SPICE IS LIFE

 We use a variety of spices in our cooking. Each spice has its own food value which is very important to our health. India is a really hot country with the climate throughout the year mostly staying hot across most parts of the country. Each spice has a unique flavor and value to the body needed to cope with the climate where one resides.



Spice Image

Spice Description

 

All Spice (kabab chini) are berries which are a blend of cinnamon, cloves and nutmeg. It is the most important ingredient for kebabs. It can used whole or ground. Freshly ground enables better infusion of the flavor when cooking.

 


Asafetida (Hing) is a flavoring agent comprised of roots and plants that gives a dish a special taste and flavor. It can be found in Indian grocery stores or health-food stores in either powdered or gum form. The gum form is easier to use because it is less pungent.

 

Bay Leaf (Tej Pata) is a herb which is widely cultivated in its native eastern Mediterranean region. This tree also grows wild along the northern California coast. The leaves are indispensable in European cooking.  Fresh bay leaves have a sharp bitter edge while the dried version has a more distinct aroma and is also less bitter.

 

Black Peppercorns or Kali Mirchi as they are called, is the most commonly used spice throughout India.  It has a strong pungent spicy flavor. It is a digestive spice, rich in Vitamin C. It is used either as a whole or freshly

Cardamom (Elaichi) may be of two types – brown and green. Brown cardamom is generally used for savory food. The small green cardamom has cool scented flavor.  Cardamom increases appetite and soothes the mucous membrane.

 

Cinnamon comes from the bark of an evergreen tree. We mostly get it from Sri Lanka. It is also cultivated in Vietnam. Fine cinnamon is collected from the narrow roots of the bark, then rolled by hand and placed in the sun to dry. Cinnamon gives extra aroma to your dish and has the warm sweet scent. Apart from many food items, it is also used in many desserts and beverages.

Clove is a flower that has a very strong flavor. It helps to dissipate gas in the stomach. It has calcium, iron and phosphorus.

 

Coriander (Dhania) seeds are used whole or in a powdered form in curries. It helps keep the body cool.

 

Cumin (Jeera) seeds may be used whole or ground. It has great food value. It gives a spicy aromatic flavor to curries. Light roasting in a dry pan enhances the aroma.

 

Curry Powder is usually homemade according to individual recipes using variety of spices in different measurements.

Fennel seed (Mouri) is an anise flavored see much used in Indian cooking. It has very good digestive properties.

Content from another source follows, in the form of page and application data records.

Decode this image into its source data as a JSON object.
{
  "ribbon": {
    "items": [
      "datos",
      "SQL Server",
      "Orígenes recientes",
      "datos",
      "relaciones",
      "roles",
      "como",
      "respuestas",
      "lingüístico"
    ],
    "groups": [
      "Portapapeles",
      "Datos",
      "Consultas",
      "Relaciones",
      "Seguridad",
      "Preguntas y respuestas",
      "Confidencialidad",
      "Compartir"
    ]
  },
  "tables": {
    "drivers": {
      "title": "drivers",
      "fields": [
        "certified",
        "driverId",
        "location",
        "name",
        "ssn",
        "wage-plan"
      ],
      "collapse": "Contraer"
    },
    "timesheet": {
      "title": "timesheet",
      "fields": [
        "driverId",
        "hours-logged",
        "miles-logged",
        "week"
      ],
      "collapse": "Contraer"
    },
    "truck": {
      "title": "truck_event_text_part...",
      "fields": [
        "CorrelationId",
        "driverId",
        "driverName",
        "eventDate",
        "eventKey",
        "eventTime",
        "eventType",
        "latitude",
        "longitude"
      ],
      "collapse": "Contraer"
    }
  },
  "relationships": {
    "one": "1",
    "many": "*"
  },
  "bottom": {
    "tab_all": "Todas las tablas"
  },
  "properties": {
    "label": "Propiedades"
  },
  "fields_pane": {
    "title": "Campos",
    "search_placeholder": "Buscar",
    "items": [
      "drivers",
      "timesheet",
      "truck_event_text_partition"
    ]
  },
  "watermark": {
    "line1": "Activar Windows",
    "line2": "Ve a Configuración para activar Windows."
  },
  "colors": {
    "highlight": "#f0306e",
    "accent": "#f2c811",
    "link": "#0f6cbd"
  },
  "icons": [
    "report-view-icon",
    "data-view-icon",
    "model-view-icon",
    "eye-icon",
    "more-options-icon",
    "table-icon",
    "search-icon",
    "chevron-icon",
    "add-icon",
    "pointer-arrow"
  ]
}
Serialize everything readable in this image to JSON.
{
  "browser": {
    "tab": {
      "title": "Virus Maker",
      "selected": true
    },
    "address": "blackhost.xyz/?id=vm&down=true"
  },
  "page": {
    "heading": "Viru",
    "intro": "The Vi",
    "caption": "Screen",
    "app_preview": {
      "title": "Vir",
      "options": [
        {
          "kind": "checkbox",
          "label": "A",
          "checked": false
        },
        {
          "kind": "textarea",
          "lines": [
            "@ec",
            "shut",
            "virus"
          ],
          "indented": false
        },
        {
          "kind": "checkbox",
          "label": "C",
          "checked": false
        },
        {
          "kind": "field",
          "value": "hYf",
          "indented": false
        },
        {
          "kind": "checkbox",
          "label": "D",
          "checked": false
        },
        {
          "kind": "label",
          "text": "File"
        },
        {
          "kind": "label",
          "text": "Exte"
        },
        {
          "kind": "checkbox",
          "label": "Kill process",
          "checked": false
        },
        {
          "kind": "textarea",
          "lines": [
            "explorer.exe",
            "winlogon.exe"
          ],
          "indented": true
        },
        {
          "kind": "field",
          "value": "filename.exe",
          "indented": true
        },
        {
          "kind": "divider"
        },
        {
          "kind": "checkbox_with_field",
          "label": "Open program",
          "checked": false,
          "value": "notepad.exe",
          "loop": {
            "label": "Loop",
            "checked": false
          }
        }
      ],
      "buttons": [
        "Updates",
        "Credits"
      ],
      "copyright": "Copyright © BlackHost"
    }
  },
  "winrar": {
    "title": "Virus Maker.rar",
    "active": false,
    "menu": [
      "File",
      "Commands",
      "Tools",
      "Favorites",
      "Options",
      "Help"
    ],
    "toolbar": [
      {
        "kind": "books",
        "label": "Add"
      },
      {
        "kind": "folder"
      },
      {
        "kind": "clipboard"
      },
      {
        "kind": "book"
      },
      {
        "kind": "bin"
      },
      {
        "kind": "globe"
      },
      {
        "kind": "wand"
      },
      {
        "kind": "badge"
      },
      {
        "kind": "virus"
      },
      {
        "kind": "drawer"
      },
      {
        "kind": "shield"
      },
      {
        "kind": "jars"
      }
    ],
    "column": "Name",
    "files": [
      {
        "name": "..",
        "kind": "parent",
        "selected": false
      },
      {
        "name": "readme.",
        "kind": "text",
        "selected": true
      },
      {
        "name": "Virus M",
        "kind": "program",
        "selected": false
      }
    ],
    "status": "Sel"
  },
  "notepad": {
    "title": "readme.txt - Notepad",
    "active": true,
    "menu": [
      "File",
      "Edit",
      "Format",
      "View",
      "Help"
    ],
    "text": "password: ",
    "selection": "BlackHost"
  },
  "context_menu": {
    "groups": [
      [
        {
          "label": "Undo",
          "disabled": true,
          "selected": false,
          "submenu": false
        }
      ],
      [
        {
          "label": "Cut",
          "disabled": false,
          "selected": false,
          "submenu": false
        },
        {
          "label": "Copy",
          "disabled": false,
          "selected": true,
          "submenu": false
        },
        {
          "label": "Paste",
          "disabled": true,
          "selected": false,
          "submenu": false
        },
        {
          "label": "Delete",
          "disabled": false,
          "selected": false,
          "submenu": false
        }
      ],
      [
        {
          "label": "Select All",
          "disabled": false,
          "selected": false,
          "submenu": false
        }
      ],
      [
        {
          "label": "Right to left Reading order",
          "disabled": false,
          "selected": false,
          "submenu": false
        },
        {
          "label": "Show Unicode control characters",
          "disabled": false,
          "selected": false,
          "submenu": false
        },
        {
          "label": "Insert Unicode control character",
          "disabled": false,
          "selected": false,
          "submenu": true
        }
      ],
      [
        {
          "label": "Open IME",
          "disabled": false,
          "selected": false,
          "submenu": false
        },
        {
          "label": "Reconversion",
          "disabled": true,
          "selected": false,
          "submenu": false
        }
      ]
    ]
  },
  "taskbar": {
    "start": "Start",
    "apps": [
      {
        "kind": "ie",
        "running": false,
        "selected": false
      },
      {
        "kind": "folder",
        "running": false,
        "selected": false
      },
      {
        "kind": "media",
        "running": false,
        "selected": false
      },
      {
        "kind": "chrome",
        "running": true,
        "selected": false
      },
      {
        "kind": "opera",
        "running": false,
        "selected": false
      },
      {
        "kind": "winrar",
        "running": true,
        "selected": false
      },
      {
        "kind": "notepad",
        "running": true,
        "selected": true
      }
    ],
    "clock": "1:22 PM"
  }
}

Fenugreek (Methi) is an aromatic bitter-sweet spice, reddish yellow in color. It is rich in vitamins, iron and protein. It has great medicinal value for reducing fevers and intestinal inflammations and is widely prescribed in Ayurveda.

 

Garlic has a strong flavor and is used chopped, sliced or whole or ground to a paste form. Garlic is reputed to aid digestion, reduce high blood pressure. It can be used as an antiseptic as well.

 

Ginger is the root of a plant with a hot rich flavor vital to Indian cooking. It tends to increase the body heat.

 

Mace (Javitri) is the dried outer shell of the nut and its golden yellow in color. It has a strong flavor. It provides a delicious flavor to sweet and savory dishes.

 

 

 

Mustard can be available in yellow or brown / black and possesses a sharp flavor. It is rich in manganese and Vitamin D.

 

Nutmeg (Jaifal) is the kernel of a fruit. The best way to use this is grating it freshly as and when needed. It has great digestive properties.

 

Onion contains fiber and folic acid, Vitamin B that helps the body make healthy new cells. Its high level of antioxidants gives onion its distinctive sweetness and aroma. It also has high levels of amino acids. Raw onions have higher levels of organic Sulphur compounds that provide many benefits. Onions are essential in my recipes.

Posto or Poppy Seed has lots of food value. Poppy seed keeps your body cool. It has lots of calcium, iron, magnesium, phosphorus, zinc and other minerals.

 

Rose Water (Gulab jal) is a liquid flavoring distilled from rose petals.

Salt is a spice without which we cannot cook. It is essential to all dishes. It is a vital preservative for food of all kinds.

 

Turmeric is a tropical plant from the ginger family. The roots are quite pungent and bright yellow in color. Turmeric has lots of medicinal properties. Regular intake of turmeric has been said to prevent cancer, although there is no concrete proof of that claim. However, turmeric is good for treatment and management of chronic joint pain.

 

Saffron is an expensive spice, but a little goes a long way. A small pinch of red saffron threads or powder is enough to add brilliant yellow color, a unique and delicate fragrance and distinctive flavor to curry and rice dishes.

 

Star Anise are beautiful dried star-shaped fruits are from the Chinese magnolia tree. The tree also grows in India as well. Star Anise is much more pungent and suggests a combination of cloves and licorice, an essential ingredient in five spice (panch puran).